Back to the play.  I don’t know which translation the director, Gregory Gudgeon, might have used, perhaps his own entirely. Surely, as a director, he changed whatever he began with so the language would flow from the actors’ lips.  There was no awkwardness that I detected, and in fact some dialect English was excellent.  The stoker, in particular, so prominent in the opening scene,  sounded like the English speaking German we’d expect on a German vessel.  Noteworthy among the theatrical decisions was to honor the sense of Yiddish theater Kafka laced throughout the book.  He had been enthralled with local performances in Prague as he was beginning the writing.  Large sections, if read with this in mind, are like echoes of such theater we are familiar with, the Marx Brothers for example, or the Three Stooges, as in one scene where Brunelda imperiously orders the three men around, Robinson is scrabbling under the bed searching for a perfume bottle and Karl is trying desperately to make up a bed of piled up clothing. The visuals are hard to escape.  It’s difficult to separate Kafka from the dark light we normally see him in but “The Man Who Disappeared,” despite the themes of entrapment, guilt and victim-hood, has more than a few comic moments –which Gudgeon gets right.

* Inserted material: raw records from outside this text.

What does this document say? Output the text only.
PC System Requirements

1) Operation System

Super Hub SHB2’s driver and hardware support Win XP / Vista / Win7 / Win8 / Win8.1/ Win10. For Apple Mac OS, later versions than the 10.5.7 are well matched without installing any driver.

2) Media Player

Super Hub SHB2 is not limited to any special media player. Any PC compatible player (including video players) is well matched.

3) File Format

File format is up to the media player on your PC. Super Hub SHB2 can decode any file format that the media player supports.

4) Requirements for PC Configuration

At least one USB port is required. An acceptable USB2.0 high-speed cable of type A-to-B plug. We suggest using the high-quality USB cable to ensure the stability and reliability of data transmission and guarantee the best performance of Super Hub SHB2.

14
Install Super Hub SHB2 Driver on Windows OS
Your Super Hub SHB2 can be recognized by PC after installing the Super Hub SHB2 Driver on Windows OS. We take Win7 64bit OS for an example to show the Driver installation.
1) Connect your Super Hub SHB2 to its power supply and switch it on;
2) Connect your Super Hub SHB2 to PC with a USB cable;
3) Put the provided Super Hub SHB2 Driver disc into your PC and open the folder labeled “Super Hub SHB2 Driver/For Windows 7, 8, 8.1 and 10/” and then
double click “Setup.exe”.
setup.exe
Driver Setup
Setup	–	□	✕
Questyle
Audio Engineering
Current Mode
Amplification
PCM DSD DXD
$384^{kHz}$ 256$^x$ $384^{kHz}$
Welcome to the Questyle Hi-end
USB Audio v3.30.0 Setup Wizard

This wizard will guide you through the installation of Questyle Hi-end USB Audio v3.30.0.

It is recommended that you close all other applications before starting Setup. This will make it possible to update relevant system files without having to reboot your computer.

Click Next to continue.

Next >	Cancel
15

There is a lot of buffoonery in the acting, high spirits, sight gags –a marvelous scrolled out piano keyboard is wonderful.

Karl Rossman at the Piano

Karl Rossman at the Piano

Brunelda, the gross, overweight singer, with her “legs spread wide apart,” as described by Kafka,  is played by a man – the stoker?– in a strapless, stuffed-into evening gown. Delamarche, the tough-guy Frenchman, is played by a woman. The change of scenes signaled by the old woman crossing the stage with her cardboard sign, sometimes upside down, sometimes being waved about, is perfect.   At times things run a little too high, not pausing and retreating to build again, or letting a silence take over so the pathos can show through.  Perhaps a bit too much Stooges and not enough Chaplain.  That would be my only complaint, however.

And since the book itself is unfinished, I wondered if  the theatrical ending wasn’t too tidy.  What if, I thought, the play drifted to a non-ending?  The characters returned to their opening appearances as actors, Karl Rossman asking the Kafka, “What’s next?” and he, “It’s all here!” gesturing to his head and returning to his opening carapaced seat to keep writing as everyone drifts off stage, for dinner, to pick up children, do the shopping…

If, as the young woman who sold me the ticket, and turned out to be part of the troupe, told me after the show, this was not so much a world premier  as a first public presentation, a ‘beta’ test as it were, that final edits were still being made, KafkAmerica has great potential.  Strongly recommended for any visitor to Prague, and with hopes it might travel to the US to meet the object of the author’s imagination…. I’d certainly go again.

[And, I’d say, when in Prague, anything you can see at the Prague Shakespeare Company, will be worth an evening.]

As to the book itself, look for the versions by Hoffman, 1998 or Harman, 2008, which may have the benefit of newer discoveries than Hoffman’s, though both are first rate to my ear.